Washington, D.C. – Last week, Congressman John Curtis (UT-03) and Congresswoman Pramila Jayapal (WA-07) introduced a bipartisan bill aimed at combatting gun suicides. The Preventing Suicide Through Voluntary Firearm Purchase Delay Act would curb gun suicides by allowing people to voluntarily enroll themselves onto a “do not sell” list, preventing them from purchasing a gun later on to harm themselves or others should they experience a mental health emergency. This legislation is modeled after similar legislation implemented in many states—including Utah.
“I deeply regret that many feel the only way out of a difficult situation is to take their own life. It takes incredible courage by those experiencing a mental health emergency to recognize the danger they pose to themselves, particularly if they have access to a firearm during this time,” said Rep.
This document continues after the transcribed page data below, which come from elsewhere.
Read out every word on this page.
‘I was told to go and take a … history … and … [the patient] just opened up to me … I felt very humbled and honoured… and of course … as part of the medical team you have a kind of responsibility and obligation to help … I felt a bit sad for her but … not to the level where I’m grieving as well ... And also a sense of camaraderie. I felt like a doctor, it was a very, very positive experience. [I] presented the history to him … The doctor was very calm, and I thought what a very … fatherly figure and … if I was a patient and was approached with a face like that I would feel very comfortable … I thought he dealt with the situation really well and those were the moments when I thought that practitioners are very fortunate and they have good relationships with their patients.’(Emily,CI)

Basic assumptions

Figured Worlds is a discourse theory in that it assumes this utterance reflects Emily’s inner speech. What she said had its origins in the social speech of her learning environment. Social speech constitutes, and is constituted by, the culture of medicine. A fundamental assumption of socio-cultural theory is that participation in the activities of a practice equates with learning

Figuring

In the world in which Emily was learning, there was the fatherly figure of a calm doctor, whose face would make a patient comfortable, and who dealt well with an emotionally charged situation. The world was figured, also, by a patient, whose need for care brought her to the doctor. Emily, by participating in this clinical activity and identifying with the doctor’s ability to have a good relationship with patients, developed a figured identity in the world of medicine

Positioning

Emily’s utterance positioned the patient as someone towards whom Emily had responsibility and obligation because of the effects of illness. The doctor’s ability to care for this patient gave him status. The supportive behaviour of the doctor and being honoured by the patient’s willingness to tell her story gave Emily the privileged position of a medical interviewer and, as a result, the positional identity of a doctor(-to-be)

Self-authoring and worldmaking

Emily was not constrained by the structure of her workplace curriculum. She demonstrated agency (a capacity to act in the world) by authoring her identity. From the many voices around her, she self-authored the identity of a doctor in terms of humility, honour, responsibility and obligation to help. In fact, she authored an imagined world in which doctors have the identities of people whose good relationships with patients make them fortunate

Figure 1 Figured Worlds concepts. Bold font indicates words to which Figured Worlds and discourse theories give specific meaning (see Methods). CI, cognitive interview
Curtis. “Utah has a successful law on the books to allow individuals to voluntarily and temporarily surrender firearms during difficult times, I believe this same program could help those in other states as well.”
“We are losing thousands of people every year to gun suicide. That’s thousands of people who thought they had no way out, who were suffering. We can and must solve for this public health crisis which has taken so many lives,” said Rep. Jayapal. “The odds of successfully committing suicide are 140 times greater when there is a gun. Comprehensively addressing the gun violence epidemic in our country means ending gun suicides too. In Washington, where more than 75% of gun deaths are suicides, I’m proud that my home state was the first to pass a version of the bill Congressman Curtis and I are introducing today. Our bill ensures that people who are liable to hurt themselves cannot access a firearm. We are loud and steadfast in our commitment to save lives.”
Nearly 24,000 people die by gun suicide in America every year and six out of ten gun deaths in the U.S. are suicide. The Preventing Suicide Through Voluntary Firearm Purchase Delay Act aims to decrease that number by allowing people to voluntarily enroll themselves onto a voluntary firearm purchase delay list for firearms, a mechanism that 46% of people at high risk of suicide at the University of Alabama Medical Center indicated they would use. The bill would ensure that if an enrolled person later experiences a mental health emergency, they would be unable to purchase a firearm. This service could be implemented in care plans for people experiencing mental illness, as well as in other settings where access to this service could be beneficial, including in schools.